REF protection being a current balance scheme applied to only one side of the transformer, it would appear that no second harmonic restraint is required as in the case of differential relay.
However, REF relay, usually being set very sensitive (about 10-15% of CT rating) and without any intentional time delay, it is imperative that CT secondary current balance is maintained fairly accurately for all through faults, in zone phase faults, system recovery transients (after external fault has been cleared by another relay) and transformer ‘inrush’ currents. Of the above, transformer ‘inrush’ imposes the most severe duty on CTs and can cause saturation. The inrush current contains high magnitude of both odd and even harmonics which are not symmetrically placed across all phases (resulting in neutral harmonic currents other than triple n.) and DC offset of long decay times of about 100 msec to several seconds with different magnitudes in each phase. If fast reclosing is employed in feeder circuits connected to the same side of the transformer, the remnant flux in CT core can aggravate the situation further. Under these conditions, there will be mismatch in secondary currents and if suitable precautions are not taken the relay may maloperate.
The well known High Impedance REF scheme, if properly set, is quite secure under the above system conditions. Here again the relay is made immune to DC and tuned to system frequency with the further advantage that the setting voltage can be made only on the basis fundamental and therefore, CTs of lesser knee point can be used. But the High Impedance scheme has a disadvantage that dedicated special protection class CTs are normally required. Also, voltage limiting devices are required across relays in each phase to limit excessive voltages during in-zone faults fed directly by the system.All these add to the cost.
With numerical relays, manufacturers claim that dedicated CTs are not necessary because of the processing capability of these relays. Most of the present-day numerical relays use low impedance measurement principle with the following security measures:
(a) Current bias (static or a combination of static and dynamic)
(b) Directional check (using fundamental phasor) of residual current with neutral current as polarizing signal.
(c) Coincidence of residual and neutral current.( In case of actual faults they are almost coincident.)
(d) Operation only on the fundamental component of the differential current.

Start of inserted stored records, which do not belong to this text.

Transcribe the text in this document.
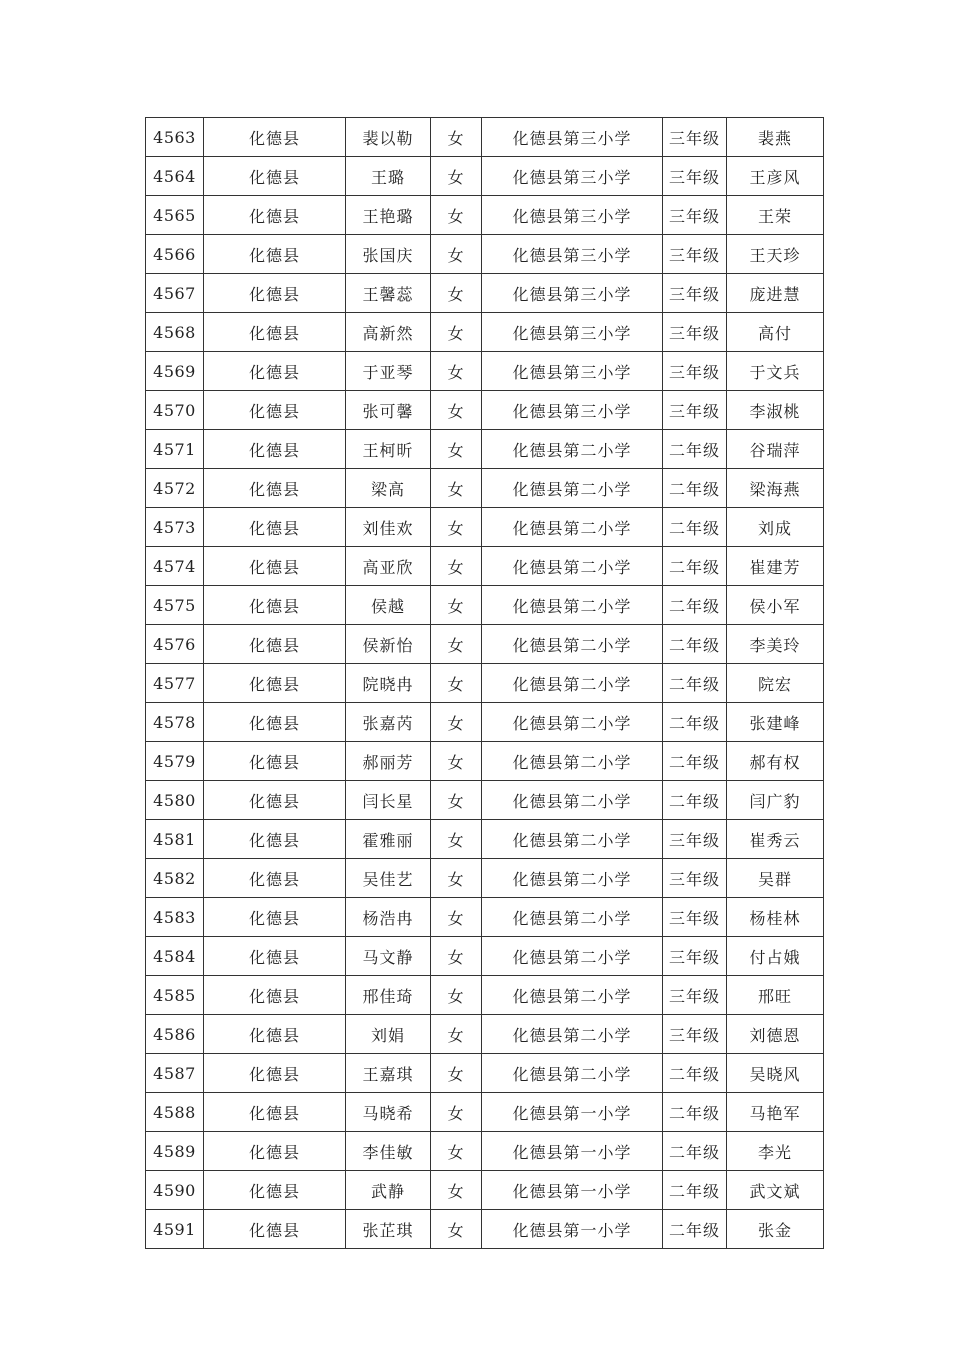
4563	化德县	裴以勒	女	化德县第三小学	三年级	裴燕
4564	化德县	王璐	女	化德县第三小学	三年级	王彦风
4565	化德县	王艳璐	女	化德县第三小学	三年级	王荣
4566	化德县	张国庆	女	化德县第三小学	三年级	王天珍
4567	化德县	王馨蕊	女	化德县第三小学	三年级	庞进慧
4568	化德县	高新然	女	化德县第三小学	三年级	高付
4569	化德县	于亚琴	女	化德县第三小学	三年级	于文兵
4570	化德县	张可馨	女	化德县第三小学	三年级	李淑桃
4571	化德县	王柯昕	女	化德县第二小学	二年级	谷瑞萍
4572	化德县	梁高	女	化德县第二小学	二年级	梁海燕
4573	化德县	刘佳欢	女	化德县第二小学	二年级	刘成
4574	化德县	高亚欣	女	化德县第二小学	二年级	崔建芳
4575	化德县	侯越	女	化德县第二小学	二年级	侯小军
4576	化德县	侯新怡	女	化德县第二小学	二年级	李美玲
4577	化德县	院晓冉	女	化德县第二小学	二年级	院宏
4578	化德县	张嘉芮	女	化德县第二小学	二年级	张建峰
4579	化德县	郝丽芳	女	化德县第二小学	二年级	郝有权
4580	化德县	闫长星	女	化德县第二小学	二年级	闫广豹
4581	化德县	霍雅丽	女	化德县第二小学	三年级	崔秀云
4582	化德县	吴佳艺	女	化德县第二小学	三年级	吴群
4583	化德县	杨浩冉	女	化德县第二小学	三年级	杨桂林
4584	化德县	马文静	女	化德县第二小学	三年级	付占娥
4585	化德县	邢佳琦	女	化德县第二小学	三年级	邢旺
4586	化德县	刘娟	女	化德县第二小学	三年级	刘德恩
4587	化德县	王嘉琪	女	化德县第二小学	二年级	吴晓风
4588	化德县	马晓希	女	化德县第一小学	二年级	马艳军
4589	化德县	李佳敏	女	化德县第一小学	二年级	李光
4590	化德县	武静	女	化德县第一小学	二年级	武文斌
4591	化德县	张芷琪	女	化德县第一小学	二年级	张金
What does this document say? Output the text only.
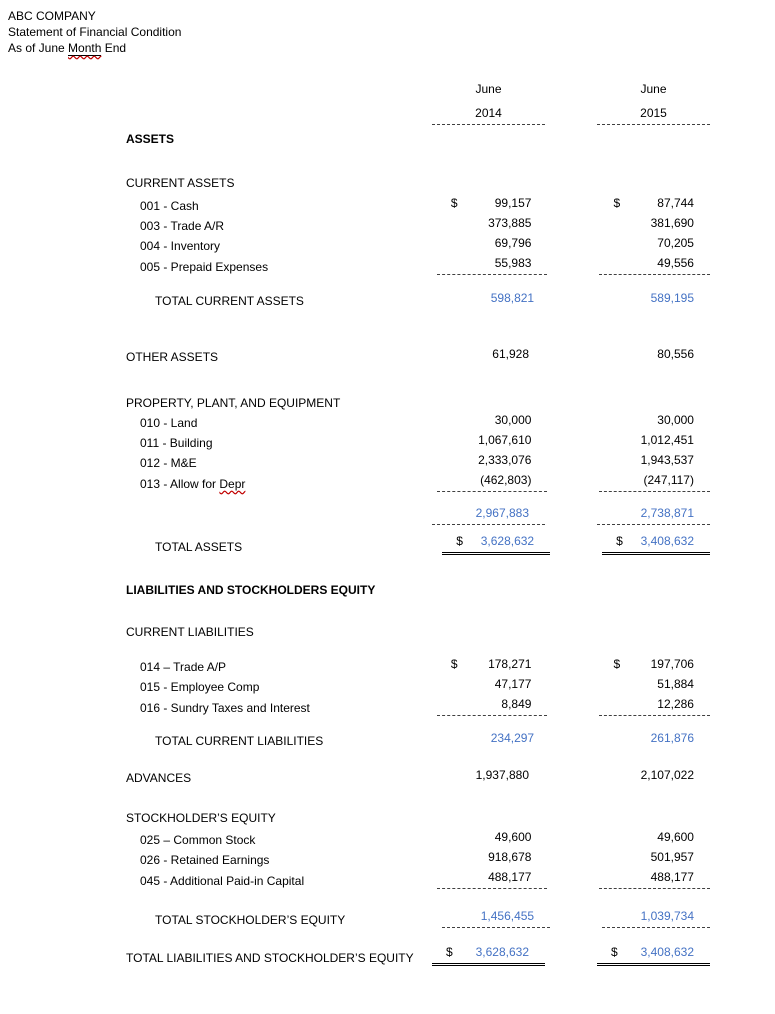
ABC COMPANY
Statement of Financial Condition
As of June Month End
June	June
2014	2015
ASSETS
CURRENT ASSETS
001 - Cash	$	99,157	$	87,744
003 - Trade A/R	373,885	381,690
004 - Inventory	69,796	70,205
005 - Prepaid Expenses	55,983	49,556
TOTAL CURRENT ASSETS	598,821	589,195
OTHER ASSETS	61,928	80,556
PROPERTY, PLANT, AND EQUIPMENT
010 - Land	30,000	30,000
011 - Building	1,067,610	1,012,451
012 - M&E	2,333,076	1,943,537
013 - Allow for Depr	(462,803)	(247,117)
2,967,883	2,738,871
TOTAL ASSETS	$ 3,628,632	$ 3,408,632
LIABILITIES AND STOCKHOLDERS EQUITY
CURRENT LIABILITIES
014 – Trade A/P	$	178,271	$	197,706
015 - Employee Comp	47,177	51,884
016 - Sundry Taxes and Interest	8,849	12,286
TOTAL CURRENT LIABILITIES	234,297	261,876
ADVANCES	1,937,880	2,107,022
STOCKHOLDER’S EQUITY
025 – Common Stock	49,600	49,600
026 - Retained Earnings	918,678	501,957
045 - Additional Paid-in Capital	488,177	488,177
TOTAL STOCKHOLDER’S EQUITY	1,456,455	1,039,734
TOTAL LIABILITIES AND STOCKHOLDER’S EQUITY	$ 3,628,632	$ 3,408,632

With the above security measures, especially the directional check, I understand these relays offer good security against maloperation in the above mentioned scenarios. As Mr.Hamid has mentioned, some numerical relays still use second harmonic restraint and block the relay if it is more than a certain percentage ( fixed setting). I am not sure why they do this. May be they place more onus on the security of the protection. Other reason I think would be the inability of the algorithm to make directional check in the event of too low neutral current and thus use the restraint function for security. I am not sure about this. Please post you comments.